Prayer conference highlights KC

October 17, 2015 By Benjamin Hawkins

RAYTOWN – Missouri Baptists cried out to God for the salvation of people across Kansas City during a TenTwo prayer conference hosted by First Baptist Church here, Oct. 2.

The event, collaborating with the North American Mission Board’s (NAMB) national TenTwo initiative, was based on Christ’s statement in Luke 10:2: “And he said to them, ‘The harvest is plentiful but the laborers are few.

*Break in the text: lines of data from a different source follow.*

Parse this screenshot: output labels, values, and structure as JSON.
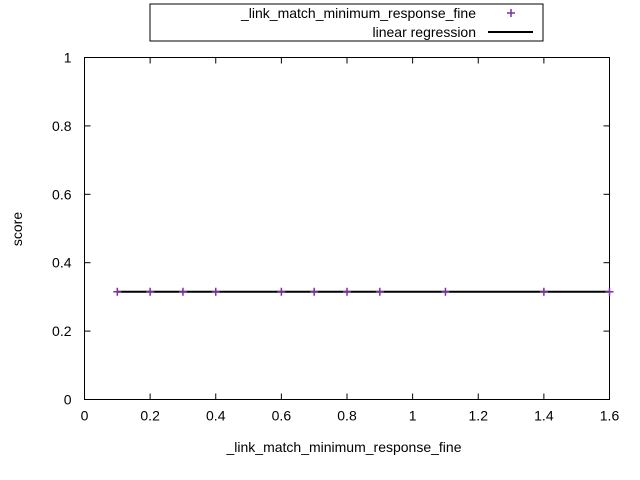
{
  "chart_data": {
    "type": "scatter",
    "xlabel": "_link_match_minimum_response_fine",
    "ylabel": "score",
    "xlim": [
      0,
      1.6
    ],
    "ylim": [
      0,
      1
    ],
    "x_ticks": [
      "0",
      "0.2",
      "0.4",
      "0.6",
      "0.8",
      "1",
      "1.2",
      "1.4",
      "1.6"
    ],
    "y_ticks": [
      "0",
      "0.2",
      "0.4",
      "0.6",
      "0.8",
      "1"
    ],
    "grid": false,
    "legend_position": "top",
    "series": [
      {
        "name": "_link_match_minimum_response_fine",
        "marker": "+",
        "color": "#7b2f9e",
        "x": [
          0.1,
          0.2,
          0.3,
          0.4,
          0.6,
          0.7,
          0.8,
          0.9,
          1.1,
          1.4,
          1.6
        ],
        "y": [
          0.315,
          0.315,
          0.315,
          0.315,
          0.315,
          0.315,
          0.315,
          0.315,
          0.315,
          0.315,
          0.315
        ]
      },
      {
        "name": "linear regression",
        "kind": "line",
        "color": "#000000",
        "x": [
          0.1,
          1.6
        ],
        "y": [
          0.315,
          0.315
        ]
      }
    ]
  }
}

Therefore pray earnestly to the Lord of the harvest to send out laborers into His harvest.”

During the event, Missouri Baptists joined together to pray for revival, for church planting and revitalization efforts, for Missouri Baptist and associational work in Kansas City, and for the unreached people groups living in the region.

“Evangelism in Missouri is greatly needed,” Mark Snowden, evangelism/discipleship strategist for the Missouri Baptist Convention (MBC), told those gathered to prayer. “Out of our population of 6 million, 4.5 million are not born again, and over half of those are in Kansas City and St. Louis. My prayer is that churches (across the state) would begin partnering at a whole new level (in Kansas City), … and together we would be able to see how the Holy Spirit would be able to work.”

Gary Frost, who served until recently as NAMB’s vice president for the Midwest Region, opened the prayer conference. He said that, in order to reach the city, God must raise up laborers who have “His heart for the lost.”

“There is a difference between sympathy and compassion,” Frost said. “Sympathy says, ‘I’m sorry you’re hurt.’ It says, ‘I hurt with you.’ But compassion says, ‘I’ll stick around till the hurt is gone.’ We need some compassion in folk. The lostness in Kansas City is the kind that doesn’t just give way to you passing out a tract and hoping they read it and get saved. We’ve got to have the heart of Christ. We’ve got to have the real, genuine, agape love of Jesus Christ in our hearts if we’re going to make the kind of difference that is so desperately needed.”

Malachi O’Brien, associate pastor for prayer and church revitalization at First Baptist Raytown, said he hopes that this TenTwo prayer conference is only the first of many gatherings in which Missouri Baptists would lift up the people of Kansas City before God in prayer.